En El gran terremoto, Schulz afirma que tanta desatención se debe a que “la brevedad de nuestra vida genera provincianismo temporal”. Una idea que ya introdujo Ryszard Kapuscinski en sus Viajes con Heródoto, viniendo a decir que hoy pensamos que nuestra época es el summum de todas las épocas, el no va más: la Inteligencia Artificial y la sofisticada tecnología alrededor demuestran que somos el colofón de una especie llamada a gobernar el planeta, los más listos del lugar, y por eso menospreciamos inteligencias del pasado, incluidas las no humanas, siendo incapaces de asumir que hay cosas que estamos haciendo demasiado mal y, por lo tanto, de diseñar planes que se adelanten a desastres futuros. No queremos cambiar, ensimismados en nuestra palabrería y nuestros inventos. Y odiamos a quienes escriben artículos como el que estás leyendo, libros como el que ha publicado Schulz, ya están aquí los listillos de turno diciéndome lo que tengo que hacer. 

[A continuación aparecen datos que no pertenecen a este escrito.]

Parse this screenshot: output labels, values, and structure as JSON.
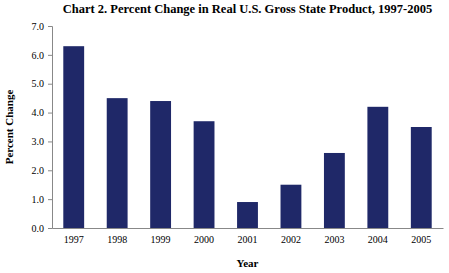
{
  "chart_data": {
    "type": "bar",
    "title": "Chart 2. Percent Change in Real U.S. Gross State Product, 1997-2005",
    "x_label": "Year",
    "y_label": "Percent Change",
    "categories": [
      "1997",
      "1998",
      "1999",
      "2000",
      "2001",
      "2002",
      "2003",
      "2004",
      "2005"
    ],
    "values": [
      6.3,
      4.5,
      4.4,
      3.7,
      0.9,
      1.5,
      2.6,
      4.2,
      3.5
    ],
    "color": "#1f2868",
    "ylim": [
      0,
      7
    ],
    "yticks": [
      {
        "value": 0,
        "label": "0.0"
      },
      {
        "value": 1,
        "label": "1.0"
      },
      {
        "value": 2,
        "label": "2.0"
      },
      {
        "value": 3,
        "label": "3.0"
      },
      {
        "value": 4,
        "label": "4.0"
      },
      {
        "value": 5,
        "label": "5.0"
      },
      {
        "value": 6,
        "label": "6.0"
      },
      {
        "value": 7,
        "label": "7.0"
      }
    ],
    "grid": false
  }
}
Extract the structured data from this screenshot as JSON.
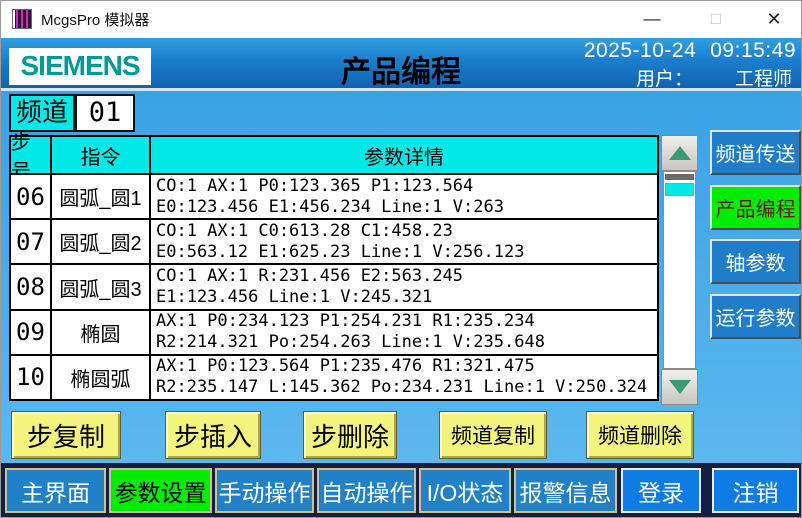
{
  "window": {
    "title": "McgsPro 模拟器",
    "minimize_glyph": "—",
    "maximize_glyph": "□",
    "close_glyph": "✕"
  },
  "header": {
    "brand": "SIEMENS",
    "title": "产品编程",
    "date": "2025-10-24",
    "time": "09:15:49",
    "user_label": "用户：",
    "user_name": "工程师"
  },
  "channel": {
    "label": "频道",
    "value": "01"
  },
  "table": {
    "columns": [
      "步号",
      "指令",
      "参数详情"
    ],
    "rows": [
      {
        "step": "06",
        "cmd": "圆弧_圆1",
        "line1": "CO:1 AX:1 P0:123.365 P1:123.564",
        "line2": "E0:123.456 E1:456.234 Line:1 V:263"
      },
      {
        "step": "07",
        "cmd": "圆弧_圆2",
        "line1": "CO:1 AX:1 C0:613.28 C1:458.23",
        "line2": "E0:563.12 E1:625.23 Line:1 V:256.123"
      },
      {
        "step": "08",
        "cmd": "圆弧_圆3",
        "line1": "CO:1 AX:1 R:231.456 E2:563.245",
        "line2": "E1:123.456 Line:1 V:245.321"
      },
      {
        "step": "09",
        "cmd": "椭圆",
        "line1": "AX:1 P0:234.123 P1:254.231 R1:235.234",
        "line2": "R2:214.321 Po:254.263 Line:1 V:235.648"
      },
      {
        "step": "10",
        "cmd": "椭圆弧",
        "line1": "AX:1 P0:123.564 P1:235.476 R1:321.475",
        "line2": "R2:235.147 L:145.362 Po:234.231 Line:1 V:250.324"
      }
    ]
  },
  "sidebar": {
    "items": [
      {
        "label": "频道传送",
        "active": false
      },
      {
        "label": "产品编程",
        "active": true
      },
      {
        "label": "轴参数",
        "active": false
      },
      {
        "label": "运行参数",
        "active": false
      }
    ]
  },
  "actions": {
    "items": [
      {
        "label": "步复制"
      },
      {
        "label": "步插入"
      },
      {
        "label": "步删除"
      },
      {
        "label": "频道复制"
      },
      {
        "label": "频道删除"
      }
    ]
  },
  "nav": {
    "items": [
      {
        "label": "主界面",
        "active": false
      },
      {
        "label": "参数设置",
        "active": true
      },
      {
        "label": "手动操作",
        "active": false
      },
      {
        "label": "自动操作",
        "active": false
      },
      {
        "label": "I/O状态",
        "active": false
      },
      {
        "label": "报警信息",
        "active": false
      },
      {
        "label": "登录",
        "active": false
      },
      {
        "label": "注销",
        "active": false
      }
    ]
  },
  "colors": {
    "header_blue": "#1b7ecd",
    "panel_blue": "#4daeea",
    "cyan": "#00e9e9",
    "active_green": "#00ec00",
    "action_yellow": "#f3f37e",
    "button_blue": "#1f7dca",
    "nav_navy": "#132041",
    "scroll_arrow_green": "#3a9b78",
    "siemens_teal": "#009999"
  }
}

Como El gran terremoto garantiza la inoperancia institucional a la hora de salvaguardar a la población, Schulz se vio impelida a amortiguar el desesperante desaliento que propagaban sus páginas escribiendo un segundo artículo aportando soluciones que podrían ayudar a salvar el pellejo. En él, la periodista sugiere tanto atornillar tu casa a los cimientos como llevarte bien con los vecinos, que en momentos críticos te pueden sacar de aprietos serios. Al final, tenemos un corto libro memorable debido a la idea fuerza que irradia: si quieres sobrevivir, espabila y traza un plan porque tus políticos no lo tienen ni lo tendrán. Quizá suene exagerado, pero, viendo cómo evoluciona el siglo, no está de más empezar a prepararse para prever y solventar lo mejor posible las inexorables y muy anunciadas catástrofes venideras. Tejer redes próximas de confianza se antoja otra necesidad. Imperiosa necesidad.